John Parkinson, CFO - John Parkinson is a senior executive with cross-industry experience in the management of high growth, dynamic companies. He has experience in the management of public companies and in corporate financing.  He joined League in September 2012 as the Chief Financial Officer responsible for real estate operations, including Capital City Centre. Prior to joining League, Mr. Parkinson was the Chief Financial Officer of Protox Therapeutics Inc., a TSX listed bio-technology company and previously held the position of Vice President, Finance at Aspreva Pharmaceuticals, a public company formed in 2003 and sold to a diversified European healthcare group for over $1 billion. Prior to Aspreva, he focused on financial, high-tech and public company practices during his 10 years with KPMG LLP. Mr. Parkinson is a chartered accountant and is a member of Financial Executives International.  Mr. Parkinson is a graduate of the University of Saskatchewan where he received Bachelor of Commerce and Bachelor of Arts (Economics) degrees.

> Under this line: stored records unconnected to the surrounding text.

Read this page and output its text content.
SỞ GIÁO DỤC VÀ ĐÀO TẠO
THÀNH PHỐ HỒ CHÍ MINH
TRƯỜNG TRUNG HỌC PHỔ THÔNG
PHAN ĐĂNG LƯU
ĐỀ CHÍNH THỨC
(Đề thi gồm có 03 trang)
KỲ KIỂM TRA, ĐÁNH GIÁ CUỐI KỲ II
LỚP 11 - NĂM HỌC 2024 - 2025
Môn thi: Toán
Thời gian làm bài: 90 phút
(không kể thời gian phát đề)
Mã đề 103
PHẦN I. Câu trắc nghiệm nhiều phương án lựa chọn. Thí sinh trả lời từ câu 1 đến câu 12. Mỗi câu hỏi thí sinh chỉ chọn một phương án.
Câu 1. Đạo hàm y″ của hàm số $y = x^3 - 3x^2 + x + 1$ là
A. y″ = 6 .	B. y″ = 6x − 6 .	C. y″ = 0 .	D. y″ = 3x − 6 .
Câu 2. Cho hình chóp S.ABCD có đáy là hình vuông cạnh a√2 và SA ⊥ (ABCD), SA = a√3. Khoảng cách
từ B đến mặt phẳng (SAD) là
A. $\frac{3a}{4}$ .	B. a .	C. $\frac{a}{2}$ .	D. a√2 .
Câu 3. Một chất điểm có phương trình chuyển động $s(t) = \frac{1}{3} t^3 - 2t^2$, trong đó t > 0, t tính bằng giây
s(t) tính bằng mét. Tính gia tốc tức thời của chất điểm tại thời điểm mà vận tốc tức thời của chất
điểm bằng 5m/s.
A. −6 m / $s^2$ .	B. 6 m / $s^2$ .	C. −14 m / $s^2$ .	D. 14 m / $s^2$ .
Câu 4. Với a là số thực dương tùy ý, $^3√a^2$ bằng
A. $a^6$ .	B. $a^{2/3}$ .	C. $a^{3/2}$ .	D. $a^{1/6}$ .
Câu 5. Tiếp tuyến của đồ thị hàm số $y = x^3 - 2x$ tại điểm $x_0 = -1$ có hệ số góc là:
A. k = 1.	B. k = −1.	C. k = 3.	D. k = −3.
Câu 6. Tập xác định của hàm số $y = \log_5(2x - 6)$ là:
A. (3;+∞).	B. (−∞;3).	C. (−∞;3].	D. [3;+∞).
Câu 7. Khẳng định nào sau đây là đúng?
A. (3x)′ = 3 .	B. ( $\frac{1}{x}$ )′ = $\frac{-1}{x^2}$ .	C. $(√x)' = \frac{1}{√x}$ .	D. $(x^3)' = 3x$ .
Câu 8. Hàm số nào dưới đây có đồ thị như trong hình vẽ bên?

The Transaction is conditional upon, among other things, receiving all necessary regulatory and third party approvals and authorizations, the receipt of an independent valuation of the Colwood Assets, if required by the Exchange, approval by the shareholders of Oriana and certain securityholders of Colwood, confirmation of no material adverse change having occurred for Oriana or the Colwood Assets prior to close, the completion of a definitive agreement setting forth the terms and conditions for the closing of the Transaction, the completion of due diligence satisfactory to each party, and the completion of a sponsorship report satisfactory to the Exchange (or waiver by the Exchange of that requirement).

Oriana is currently confirming the terms of a sponsorship relationship for this transaction with an Exchange member firm, which will be disclosed as soon as an engagement is formalized.

Following completion of the Transaction, it is anticipated that each of Colwood and IGW REIT Limited Partnership, a limited partnership established in the Province of British Columbia in 2007, will own, directly or indirectly, more than 10% of the issued and outstanding voting securities of Oriana and as such will be "insiders" of Oriana for purposes of applicable securities laws. IGW REIT Limited Partnership and its general partner, IGW REIT GP Inc., are subsidiaries of LEAGUE IGW Real Estate Investment Trust, a privately owned real estate investment trust established under the laws of the Province of British Columbia in 2007.

Completion of the transaction is subject to a number of conditions, including but not limited to, Exchange acceptance. There can be no assurance that the transaction will be completed as proposed or at all.

Investors are cautioned that, except as disclosed in the management information circular or filing statement to be prepared in connection with the transaction, any information released or received with respect to the transaction may not be accurate or complete and should not be relied upon.  Trading in the securities of a capital pool company should be considered highly speculative.

The TSX Venture Exchange Inc. has in no way passed upon the merits of the proposed transaction and has neither approved nor disapproved the contents of this press release.